Methods: This retrospective cohort study involved all adults who underwent colonoscopy by a surgeon in the city of St. John’s, NL during the first 6 months of 2012. Subjects were identified through records from the health authority and data was extracted from the electronic medical record (EMR), including the endoscopy procedure report, the nursing record of the endoscopy, and the pathology report. Data was recorded on a standardized data sheet and entered into SPSS version 19.0 for analysis. Univariate analysis was done to determine if there was an association (p<0.10) between quality outcomes (colonoscopy completion rate, adenoma detection rate) and predictors of these outcomes including annual colonoscopy volume, patient age, gender, indication for colonoscopy, and ASA score. Step-wise multivariable logistic regression was then performed to see which variables were independently associated with these quality outcomes. This association is expressed as an odds ratio (OR). A chi-squared test was used to determine if other quality outcomes were associated with annual colonoscopy volume.

Results: Data was collected on 1060 patients. Mean age was 59.5 (sd12.2) years with 550 females. A total of 13 surgeons were studied, of which 6 performed more than 200 annual colonoscopies over the previous 2 years (high volume group) and 7 performed less than 200 annual colonoscopies over the previous 2 years (low volume group).

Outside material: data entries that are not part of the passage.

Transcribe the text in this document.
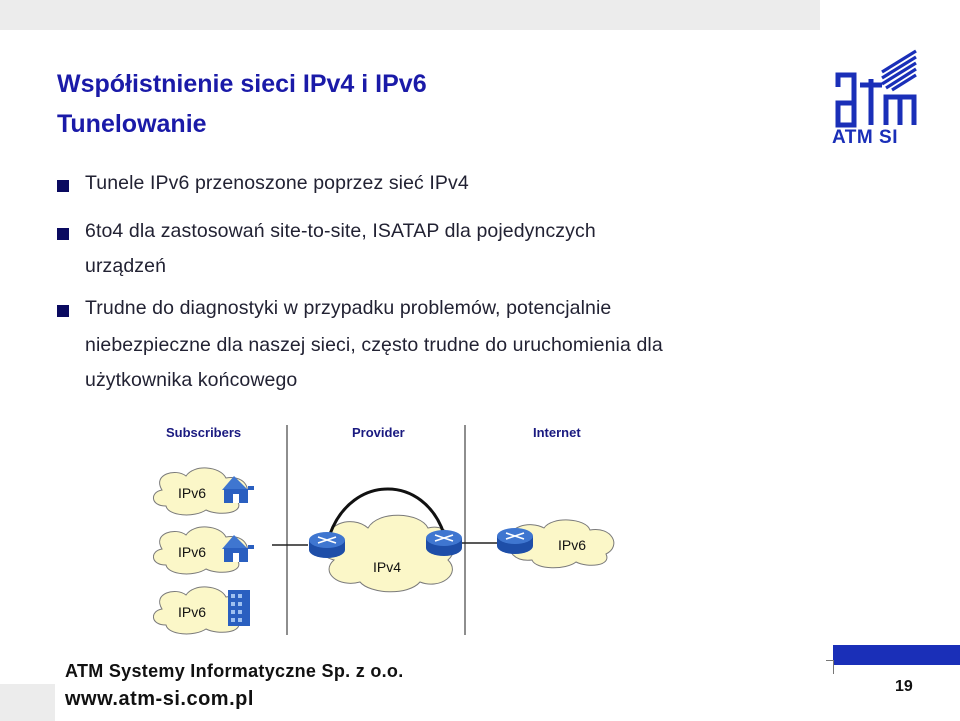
ATM SI
Współistnienie sieci IPv4 i IPv6
Tunelowanie
Tunele IPv6 przenoszone poprzez sieć IPv4
6to4 dla zastosowań site-to-site, ISATAP dla pojedynczych
urządzeń
Trudne do diagnostyki w przypadku problemów, potencjalnie
niebezpieczne dla naszej sieci, często trudne do uruchomienia dla
użytkownika końcowego
Subscribers	Provider	Internet
IPv6
IPv6
IPv6
IPv4
IPv6
ATM Systemy Informatyczne Sp. z o.o.
www.atm-si.com.pl
19
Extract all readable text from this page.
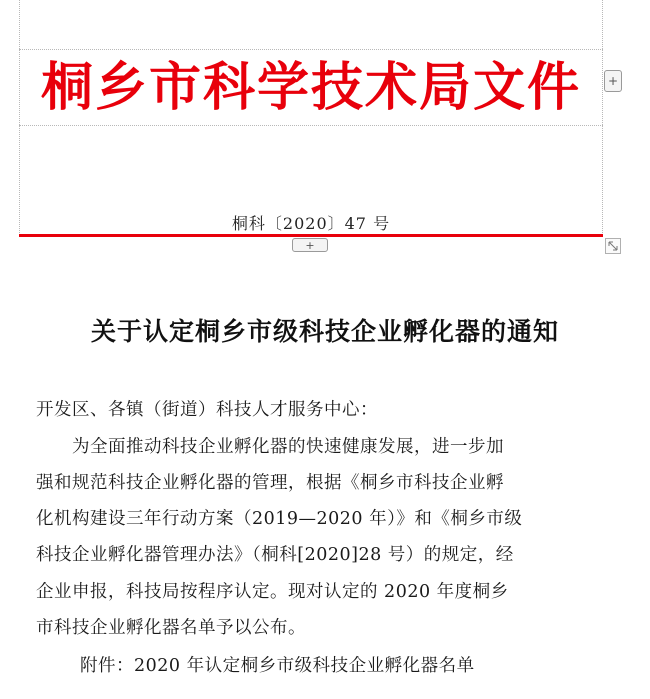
桐乡市科学技术局文件	+
桐科〔2020〕47 号
+
关于认定桐乡市级科技企业孵化器的通知
开发区、各镇（街道）科技人才服务中心：
为全面推动科技企业孵化器的快速健康发展，进一步加
强和规范科技企业孵化器的管理，根据《桐乡市科技企业孵
化机构建设三年行动方案（2019—2020 年）》和《桐乡市级
科技企业孵化器管理办法》（桐科[2020]28 号）的规定，经
企业申报，科技局按程序认定。现对认定的 2020 年度桐乡
市科技企业孵化器名单予以公布。
附件：2020 年认定桐乡市级科技企业孵化器名单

While there was a significant difference in the colonoscopy completion rate between the low volume group and the high volume group (82.2% vs. 91.1%, p<0.001), no difference was noted in the adenoma detection rate between groups (16.7% vs. 17.7%, p=0.762). The regression model revealed that colonoscopy completion was associated with an annual colonoscopy volume of greater than 200 (OR=3.17, p<0.001), an indication of screening or surveillance (OR=1.98, p=0.009), and an ASA score of 1 or 2 (OR=2.29, p=0.020). The adenoma detection rate was associated with older age (OR=1.02, p=0.010) and male gender (OR=2.04, p<0.001). There was no statistically significant association between annual colonoscopy volume and other quality outcome measures including patient discomfort, perioperative hypoxia, use of reversal agents, delayed post-polypectomy bleeding, perforation, and unplanned physician contact within 14 days.

Conclusion: Performing over 200 colonoscopies annually is associated with higher colonoscopy completion rates but does not appear to be associated with other quality measures.